Can We Guarantee Growth with Cheap Financing?..

The CBRT’s decision last week did not come as a surprise to me, nor did it to everyone, I think. Considering the fact that the CBRT has not acted proactively for a very long time, the result was as expected.

As the Central Bank’s decision to continue with cheap financing is still valid, I decided to make a brief analysis The cost of loans provided within the scope of the Credit Guarantee Fund is around 16-17% per annum. We observe that private are making great efforts for the Fund, which was introduced to support SMEs. Considering that inflation may drop from 60% to 30% in the next two years, it may be a quite smart decision to take out loans at these rates.

On the other hand, companies using revolving loans are exposed to much higher interest rates and are making very high payments in absolute terms given the annual compound interest rates. The interest rates on closed-end loans and open loans offered by some banks are almost as high as the factoring interest rates, fluctuating between 21% and 25%. Companies that find today’s interest rates high and do not want to commit themselves on long-term debt actually make higher repayments in total when they take out loans at short intervals.

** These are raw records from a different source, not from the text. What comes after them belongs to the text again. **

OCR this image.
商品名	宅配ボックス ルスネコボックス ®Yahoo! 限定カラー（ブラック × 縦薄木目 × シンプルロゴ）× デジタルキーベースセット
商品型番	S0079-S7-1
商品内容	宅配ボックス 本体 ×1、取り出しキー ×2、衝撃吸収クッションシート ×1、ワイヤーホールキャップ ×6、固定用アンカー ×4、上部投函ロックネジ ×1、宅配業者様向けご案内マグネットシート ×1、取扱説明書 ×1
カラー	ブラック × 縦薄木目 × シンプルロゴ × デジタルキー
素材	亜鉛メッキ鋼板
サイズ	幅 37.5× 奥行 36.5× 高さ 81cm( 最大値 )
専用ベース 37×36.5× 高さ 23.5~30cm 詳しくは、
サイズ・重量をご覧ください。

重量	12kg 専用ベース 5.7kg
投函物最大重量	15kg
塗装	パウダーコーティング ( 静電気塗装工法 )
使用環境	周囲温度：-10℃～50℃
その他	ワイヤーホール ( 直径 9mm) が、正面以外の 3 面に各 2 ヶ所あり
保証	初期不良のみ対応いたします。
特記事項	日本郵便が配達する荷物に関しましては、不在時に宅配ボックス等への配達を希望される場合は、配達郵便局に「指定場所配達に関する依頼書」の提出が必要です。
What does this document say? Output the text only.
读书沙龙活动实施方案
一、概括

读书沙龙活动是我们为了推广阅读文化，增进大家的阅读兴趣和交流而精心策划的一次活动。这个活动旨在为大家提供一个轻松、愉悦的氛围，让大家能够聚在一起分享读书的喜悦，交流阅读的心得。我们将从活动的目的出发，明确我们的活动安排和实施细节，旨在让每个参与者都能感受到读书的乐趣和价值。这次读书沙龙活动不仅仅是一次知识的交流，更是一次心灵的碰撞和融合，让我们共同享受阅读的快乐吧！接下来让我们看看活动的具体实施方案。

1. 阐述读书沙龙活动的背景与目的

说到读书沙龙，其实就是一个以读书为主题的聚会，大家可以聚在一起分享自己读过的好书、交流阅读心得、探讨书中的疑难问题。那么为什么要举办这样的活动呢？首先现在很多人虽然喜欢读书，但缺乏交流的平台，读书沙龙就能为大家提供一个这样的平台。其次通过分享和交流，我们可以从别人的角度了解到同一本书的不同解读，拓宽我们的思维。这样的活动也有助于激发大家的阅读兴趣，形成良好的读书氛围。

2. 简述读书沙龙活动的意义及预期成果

Speaking of factoring interest margin, I call the factoring market “the market of realities”. Because those who cannot go to the bank but want to get quick financing always tend to resort to factoring. In factoring market, the average maturity is 120 days, and the interest rate per year is around 35%. In other words, companies that constantly fund themselves from this market leave TRY 35 TL of their TRY 100 earnings here. In terms of profitability in the sector, it can be noticed that everyone is “fighting for survival”.

“Is Funding Really Cheap?..”

The issue of whether raising policy rates will cause the loan interest rates offered by financial institutions to climb higher needs to be seriously discussed.

For example, everyone wonders whether non-bank financial institutions will increase their loan interest rates if policy rates rise by 1 bps. According to most financiers, if this happens, the gap will be closed only a little bit.

As a matter of fact, everyone seems to be happy with their life. Banks do not seem to object to this policy as long as they keep making profit. Although exchange rates are calmed down by selling from reserves, the risks are ignored because there is a large number of people who are satisfied with the situation. In short, an increase in policy rates would not lead to an increase in loan rates, but it would decrease a little the profits of financial institutions. As exchange rates remain calm, the discussions about the new burden arising from the ‘foreign exchange-protected deposit accounts’ scheme will be over.

I don’t know how long this situation can be sustained. The only thing we can do is to wait and see since the “We’ll cross that bridge when we come to it” approach is unfortunately a popular approach in Turkey.